I haven't taken it, but I carry in case of need for treatment to help descent, or in case of delay at altitude (e.g. snowstorm, or injury) with worsening AMS.
I haven't had a severe AMS before, and while side effects are mild I'd rather not use drugs for helping ascent.   If you do know you get AMS it definitely sounds like a good choice for a preventative drug.   

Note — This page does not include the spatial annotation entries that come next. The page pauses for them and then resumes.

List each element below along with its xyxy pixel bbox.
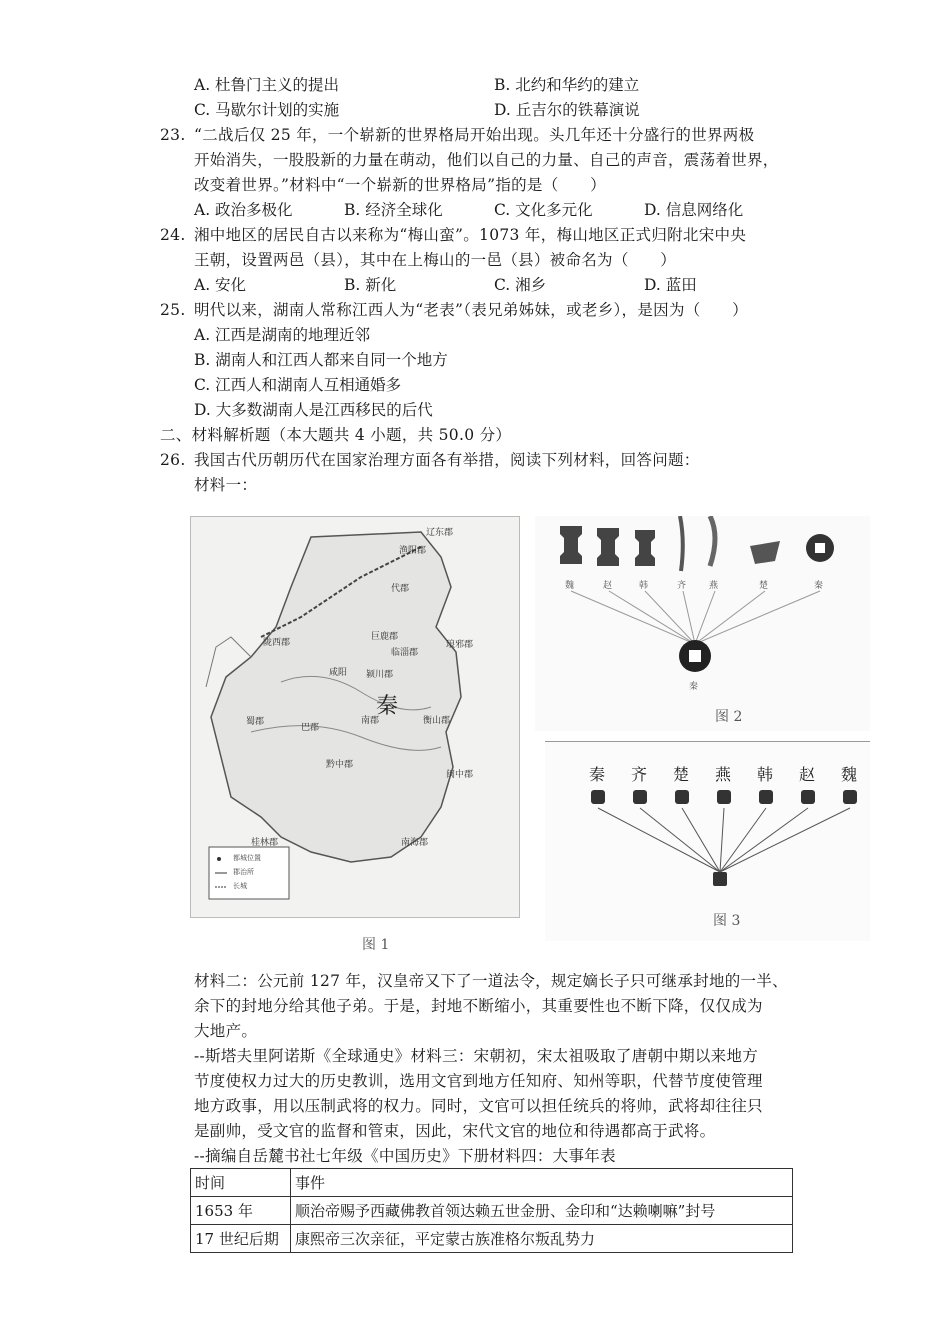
scripts-drawing: [545, 742, 870, 942]
table-header-cell: 事件: [291, 1169, 793, 1197]
material-1-figures: [190, 516, 870, 956]
q25-option-d: D. 大多数湖南人是江西移民的后代: [194, 401, 433, 419]
q22-option-a: A. 杜鲁门主义的提出: [194, 76, 340, 94]
material-3-line4: 是副帅，受文官的监督和管束，因此，宋代文官的地位和待遇都高于武将。: [194, 1122, 716, 1140]
material-2-line2: 余下的封地分给其他子弟。于是，封地不断缩小，其重要性也不断下降，仅仅成为: [194, 997, 763, 1015]
map-label: 蜀郡: [246, 717, 265, 727]
q25-number: 25.: [160, 301, 186, 319]
map-label: 咸阳: [329, 668, 348, 678]
material-3-line3: 地方政事，用以压制武将的权力。同时，文官可以担任统兵的将帅，武将却往往只: [194, 1097, 763, 1115]
q22-option-b: B. 北约和华约的建立: [494, 76, 640, 94]
q24-stem-line2: 王朝，设置两邑（县），其中在上梅山的一邑（县）被命名为（ ）: [194, 251, 677, 269]
map-label: 南郡: [361, 716, 380, 726]
coin-state-label: 齐: [677, 581, 687, 591]
section-heading: 二、材料解析题（本大题共 4 小题，共 50.0 分）: [160, 426, 512, 444]
map-label: 颍川郡: [366, 670, 394, 680]
table-header-row: [191, 1169, 793, 1197]
q24-stem-line1: 湘中地区的居民自古以来称为“梅山蛮”。1073 年，梅山地区正式归附北宋中央: [194, 226, 747, 244]
coin-state-label: 楚: [759, 581, 769, 591]
script-state-label: 秦: [589, 765, 606, 784]
map-label: 巨鹿郡: [371, 632, 399, 642]
q25-option-a: A. 江西是湖南的地理近邻: [194, 326, 371, 344]
map-center-label: 秦: [376, 694, 399, 719]
q22-option-c: C. 马歇尔计划的实施: [194, 101, 340, 119]
coin-state-label: 韩: [639, 581, 649, 591]
map-label: 陇西郡: [263, 638, 291, 648]
material-2-line3: 大地产。: [194, 1022, 258, 1040]
events-table: [190, 1168, 793, 1253]
q23-stem-line1: “二战后仅 25 年，一个崭新的世界格局开始出现。头几年还十分盛行的世界两极: [194, 126, 755, 144]
q24-option-b: B. 新化: [344, 276, 397, 294]
q25-stem: 明代以来，湖南人常称江西人为“老表”（表兄弟姊妹，或老乡），是因为（ ）: [194, 301, 748, 319]
coin-state-label: 赵: [603, 581, 613, 591]
coins-figure: [535, 516, 870, 731]
map-label: 桂林郡: [251, 838, 279, 848]
figure-3-caption: 图 3: [713, 913, 741, 929]
q26-number: 26.: [160, 451, 186, 469]
map-label: 辽东郡: [426, 528, 454, 538]
figure-2-caption: 图 2: [715, 709, 743, 725]
q25-option-c: C. 江西人和湖南人互相通婚多: [194, 376, 402, 394]
script-state-label: 楚: [673, 765, 690, 784]
map-label: 黔中郡: [326, 760, 354, 770]
script-state-label: 燕: [715, 765, 732, 784]
q26-intro: 我国古代历朝历代在国家治理方面各有举措，阅读下列材料，回答问题：: [194, 451, 700, 469]
figure-1-caption: 图 1: [362, 937, 390, 953]
table-cell-event: 康熙帝三次亲征，平定蒙古族准格尔叛乱势力: [291, 1225, 793, 1253]
map-label: 临淄郡: [391, 648, 419, 658]
q23-option-c: C. 文化多元化: [494, 201, 593, 219]
map-label: 巴郡: [301, 723, 320, 733]
material-2-line1: 材料二：公元前 127 年，汉皇帝又下了一道法令，规定嫡长子只可继承封地的一半、: [194, 972, 788, 990]
q23-option-d: D. 信息网络化: [644, 201, 744, 219]
coin-state-label: 秦: [814, 581, 824, 591]
script-state-label: 魏: [841, 765, 858, 784]
map-label: 闽中郡: [446, 770, 474, 780]
q24-option-c: C. 湘乡: [494, 276, 547, 294]
map-label: 渔阳郡: [399, 546, 427, 556]
script-state-label: 赵: [799, 765, 816, 784]
map-legend: [233, 851, 261, 893]
q23-option-b: B. 经济全球化: [344, 201, 443, 219]
material-1-label: 材料一：: [194, 476, 258, 494]
legend-item: 都城位置: [233, 854, 261, 862]
table-cell-event: 顺治帝赐予西藏佛教首领达赖五世金册、金印和“达赖喇嘛”封号: [291, 1197, 793, 1225]
unified-coin-label: 秦: [689, 682, 699, 692]
q24-option-d: D. 蓝田: [644, 276, 697, 294]
script-state-label: 韩: [757, 765, 774, 784]
material-3-line2: 节度使权力过大的历史教训，选用文官到地方任知府、知州等职，代替节度使管理: [194, 1072, 763, 1090]
q23-option-a: A. 政治多极化: [194, 201, 293, 219]
legend-item: 长城: [233, 882, 247, 890]
q24-option-a: A. 安化: [194, 276, 247, 294]
map-label: 南海郡: [401, 838, 429, 848]
material-3-line1: --斯塔夫里阿诺斯《全球通史》材料三：宋朝初，宋太祖吸取了唐朝中期以来地方: [194, 1047, 759, 1065]
q24-number: 24.: [160, 226, 186, 244]
table-header-cell: 时间: [191, 1169, 291, 1197]
q23-stem-line2: 开始消失，一股股新的力量在萌动，他们以自己的力量、自己的声音，震荡着世界，: [194, 151, 779, 169]
table-cell-time: 17 世纪后期: [191, 1225, 291, 1253]
q22-option-d: D. 丘吉尔的铁幕演说: [494, 101, 640, 119]
coins-drawing: [535, 516, 870, 731]
q23-stem-line3: 改变着世界。”材料中“一个崭新的世界格局”指的是（ ）: [194, 176, 606, 194]
q25-option-b: B. 湖南人和江西人都来自同一个地方: [194, 351, 448, 369]
map-label: 衡山郡: [423, 716, 451, 726]
table-row: [191, 1225, 793, 1253]
qin-map: [190, 516, 520, 918]
material-3-line5: --摘编自岳麓书社七年级《中国历史》下册材料四：大事年表: [194, 1147, 616, 1165]
coin-state-label: 魏: [565, 581, 575, 591]
map-label: 代郡: [391, 584, 410, 594]
table-cell-time: 1653 年: [191, 1197, 291, 1225]
scripts-figure: [545, 741, 870, 941]
map-label: 琅邪郡: [446, 640, 474, 650]
coin-state-label: 燕: [709, 581, 719, 591]
table-row: [191, 1197, 793, 1225]
q23-number: 23.: [160, 126, 186, 144]
legend-item: 郡治所: [233, 868, 254, 876]
script-state-label: 齐: [631, 765, 648, 784]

Freediving and Mountaineering

After further research, I overall think that freediving conditioning and high altitude climbing are very complementary activities with great cross-training potential.  Awareness to one's breathing, and
knowledge of effective breathing patterns to increase oxygenation and lower heart rate, I believe are critical for one's performance and enjoyment whether deep in the ocean, or high up in the mountains.  I think we need to take a lesson from the dolphin's playbook and take over our breathing.  All medical studies have been too interested in prevention via drugs and analysis of automatic breathing patterns.  I'd be very interested in what, if any, breathing techniques have been studied.

Further research


High carb diet was found protective in one study but not in others
Endurance training may reduce AMS, but others find high VO_2 max uncorrelated to AMS.


* Peter Bärtsch, Erik R. Swenson, André Paul, Bernhard Jülg, Elke Hohenhaus. High Altitude Medicine & Biology. December 2002, 3(4): 361-376. doi:10.1089/15270290260512846.
http://www.liebertonline.com/doi/abs/10.1089/15270290260512846
Study showing that without any difference in hypoxic and hypercapnic responses at sea level some hikers do get AMS while others do not, which implies no correlation. I'd still suggest not overtraining hypercapnic (high CO_2) tolerance training.


* West, et al.  http://jap.physiology.org/content/61/1/280.extract
Research of periodic breathing at an Everest expedition high camp (8050m) showed cycles of (20s breathing and 8s not-breathing).  Subjects weren't able to distinguish breathing patterns in sleep vs nonsleep!